Internet Trading and costs associated with trading in secondary market
Changes in technology have brought about significant change in the way investors used to invest in securities market. Today internet trading has made great inroads and completely changed the traditional brick and mortar model of stock trading. Internet trading has gained popularity amongst all classes of investors be it big or retail. The ease and convenience of placing your buy and sell orders for execution and getting an online confirmation without having to move out of your home or office is simply great.
Let us have a look as to how to begin in the field. First of all, you need to open a broking account with a broker providing internet trading facility. Today many brokers provide trading facility through internet. All these brokers are also depository participants (DP) and have a tie up with banks so that your three accounts viz broking, DP and bank are all interlinked. When you put a buy order, there is a seamless fund transfer from your bank account to the broker account and in case of execution of your sell order, shares move from your DP to the broker online. You also get a direct credit of money to your bank account in case of sell transaction and credit of shares in your DP account in case of buy transaction without having to worry about paper work and other inconvenience. The ease of doing it all through click of a mouse is simply too great to ignore.

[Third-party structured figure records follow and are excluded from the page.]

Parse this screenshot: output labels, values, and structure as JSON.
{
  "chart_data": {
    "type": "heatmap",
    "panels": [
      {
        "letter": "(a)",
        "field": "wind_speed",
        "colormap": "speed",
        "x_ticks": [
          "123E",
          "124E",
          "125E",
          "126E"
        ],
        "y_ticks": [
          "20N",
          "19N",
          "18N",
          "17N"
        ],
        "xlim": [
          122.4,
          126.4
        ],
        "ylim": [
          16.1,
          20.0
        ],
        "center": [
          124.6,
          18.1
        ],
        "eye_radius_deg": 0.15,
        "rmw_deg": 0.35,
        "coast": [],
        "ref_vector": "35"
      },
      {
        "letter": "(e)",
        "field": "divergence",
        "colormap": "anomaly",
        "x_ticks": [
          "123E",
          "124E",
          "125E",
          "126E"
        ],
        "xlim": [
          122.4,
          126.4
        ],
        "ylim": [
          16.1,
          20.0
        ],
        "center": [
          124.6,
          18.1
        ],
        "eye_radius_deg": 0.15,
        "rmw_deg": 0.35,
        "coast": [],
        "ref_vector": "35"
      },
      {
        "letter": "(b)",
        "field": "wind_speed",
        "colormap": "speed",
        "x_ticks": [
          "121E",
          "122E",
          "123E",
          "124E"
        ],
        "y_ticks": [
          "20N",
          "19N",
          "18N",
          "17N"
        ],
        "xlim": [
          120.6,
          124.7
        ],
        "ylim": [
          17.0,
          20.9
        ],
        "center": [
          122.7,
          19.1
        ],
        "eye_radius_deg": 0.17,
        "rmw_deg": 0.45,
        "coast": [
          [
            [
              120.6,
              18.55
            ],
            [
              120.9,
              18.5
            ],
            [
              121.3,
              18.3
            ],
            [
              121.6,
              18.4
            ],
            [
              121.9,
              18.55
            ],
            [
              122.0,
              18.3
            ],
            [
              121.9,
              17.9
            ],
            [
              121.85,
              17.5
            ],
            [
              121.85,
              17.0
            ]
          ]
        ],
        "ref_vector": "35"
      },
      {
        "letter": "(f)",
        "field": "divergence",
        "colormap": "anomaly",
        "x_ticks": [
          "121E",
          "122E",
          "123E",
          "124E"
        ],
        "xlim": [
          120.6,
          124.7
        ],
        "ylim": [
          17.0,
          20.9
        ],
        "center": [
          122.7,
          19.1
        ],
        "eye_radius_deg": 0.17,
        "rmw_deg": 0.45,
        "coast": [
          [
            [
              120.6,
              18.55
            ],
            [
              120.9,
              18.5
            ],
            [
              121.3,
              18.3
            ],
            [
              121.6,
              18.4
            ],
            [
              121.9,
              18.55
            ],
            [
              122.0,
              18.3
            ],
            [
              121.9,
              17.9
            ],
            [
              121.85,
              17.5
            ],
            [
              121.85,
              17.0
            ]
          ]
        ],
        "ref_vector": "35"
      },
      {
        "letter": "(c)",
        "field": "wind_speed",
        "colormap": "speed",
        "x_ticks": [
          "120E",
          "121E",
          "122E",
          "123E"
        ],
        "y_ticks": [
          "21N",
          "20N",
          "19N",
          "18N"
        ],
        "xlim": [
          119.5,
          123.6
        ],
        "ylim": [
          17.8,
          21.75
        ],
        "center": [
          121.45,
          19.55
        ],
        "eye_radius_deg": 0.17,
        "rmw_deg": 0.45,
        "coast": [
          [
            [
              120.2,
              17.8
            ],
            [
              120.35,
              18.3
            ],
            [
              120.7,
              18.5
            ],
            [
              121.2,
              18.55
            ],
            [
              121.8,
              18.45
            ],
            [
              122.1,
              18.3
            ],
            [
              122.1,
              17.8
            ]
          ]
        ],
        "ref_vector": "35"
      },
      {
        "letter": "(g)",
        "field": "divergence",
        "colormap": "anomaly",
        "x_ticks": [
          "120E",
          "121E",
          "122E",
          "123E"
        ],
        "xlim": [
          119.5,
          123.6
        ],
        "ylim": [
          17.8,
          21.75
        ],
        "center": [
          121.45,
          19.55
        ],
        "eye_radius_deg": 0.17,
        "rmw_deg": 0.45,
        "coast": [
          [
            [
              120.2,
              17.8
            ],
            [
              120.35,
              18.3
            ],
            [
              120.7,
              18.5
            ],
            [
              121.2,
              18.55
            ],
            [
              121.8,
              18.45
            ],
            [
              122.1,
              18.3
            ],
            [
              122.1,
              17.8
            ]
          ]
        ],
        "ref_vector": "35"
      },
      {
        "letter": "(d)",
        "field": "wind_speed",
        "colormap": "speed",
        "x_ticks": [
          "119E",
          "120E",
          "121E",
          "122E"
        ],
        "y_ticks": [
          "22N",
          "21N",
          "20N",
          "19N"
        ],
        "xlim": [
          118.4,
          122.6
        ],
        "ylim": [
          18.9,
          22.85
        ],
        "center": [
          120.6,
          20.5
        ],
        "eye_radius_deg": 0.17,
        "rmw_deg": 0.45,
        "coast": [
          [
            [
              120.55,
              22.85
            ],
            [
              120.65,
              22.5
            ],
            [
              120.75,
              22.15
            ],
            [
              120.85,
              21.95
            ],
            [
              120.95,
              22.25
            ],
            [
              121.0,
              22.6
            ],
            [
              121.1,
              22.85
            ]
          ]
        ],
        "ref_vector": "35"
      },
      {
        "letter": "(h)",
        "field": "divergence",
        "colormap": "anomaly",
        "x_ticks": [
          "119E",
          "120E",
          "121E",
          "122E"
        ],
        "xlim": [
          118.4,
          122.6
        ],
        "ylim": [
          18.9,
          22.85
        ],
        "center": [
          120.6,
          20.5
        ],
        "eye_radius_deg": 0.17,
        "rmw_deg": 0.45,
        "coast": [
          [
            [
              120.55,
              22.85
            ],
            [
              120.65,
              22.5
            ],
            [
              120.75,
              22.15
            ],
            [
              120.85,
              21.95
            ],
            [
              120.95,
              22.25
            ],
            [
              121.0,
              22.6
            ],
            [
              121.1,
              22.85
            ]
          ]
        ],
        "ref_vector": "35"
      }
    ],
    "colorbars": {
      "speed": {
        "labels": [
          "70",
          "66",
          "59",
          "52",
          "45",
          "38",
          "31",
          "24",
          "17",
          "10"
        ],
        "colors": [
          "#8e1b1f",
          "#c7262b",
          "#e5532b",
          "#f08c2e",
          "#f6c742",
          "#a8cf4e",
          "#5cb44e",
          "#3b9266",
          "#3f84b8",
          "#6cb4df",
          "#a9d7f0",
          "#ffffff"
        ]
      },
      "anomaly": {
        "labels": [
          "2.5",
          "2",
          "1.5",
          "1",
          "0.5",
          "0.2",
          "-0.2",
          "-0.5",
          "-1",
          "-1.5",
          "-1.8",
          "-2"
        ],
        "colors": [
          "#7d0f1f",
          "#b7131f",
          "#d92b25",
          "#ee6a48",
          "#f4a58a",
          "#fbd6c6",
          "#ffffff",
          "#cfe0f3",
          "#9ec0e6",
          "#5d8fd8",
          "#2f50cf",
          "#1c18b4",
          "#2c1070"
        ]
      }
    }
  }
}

Costs associated with secondary market trading
There are different costs associated with trading in the secondary securities market. You must take them into account and compare across different brokers and their services. For example some brokers only provide broking services without any add on such as research or recommendations. Generally the brokerage charged by a full service broker is more than that charged by others. You may also need to pay DP charges, every time your make a transaction. There will be annual maintenance charges also known as holding charges for holding shares in your account by the DP. It makes sense to clarify all the charges with your broker and DP before start of trading. This way you will be able to make a decision about the costs payable to a particular broker or a DP.
You also need to put in margin money with your broker so as to allow you to trade. Some brokers may also insist on margin money before buying on your behalf. This is because brokers have to pay different forms of margin such as Value at risk (VAR) margin, mark to market margin to the stock exchanges. These margins are imposed by stock exchanges to cover their risks and to take care of adverse market movements. Brokers in turn pass on these margins to their clients.
Things to remember while trading through internet
You need to take a few things into account if you are investing through online facility of brokers. Internet seems too simple to resist. Hence makes sure that you invest only that much as you can afford to invest. So not fall prey to media hype and easy money making claims. Invest in good companies showing good results and with professional management and good background of promoters. Internet is abode of huge information and it is up to you to use information to your advantage.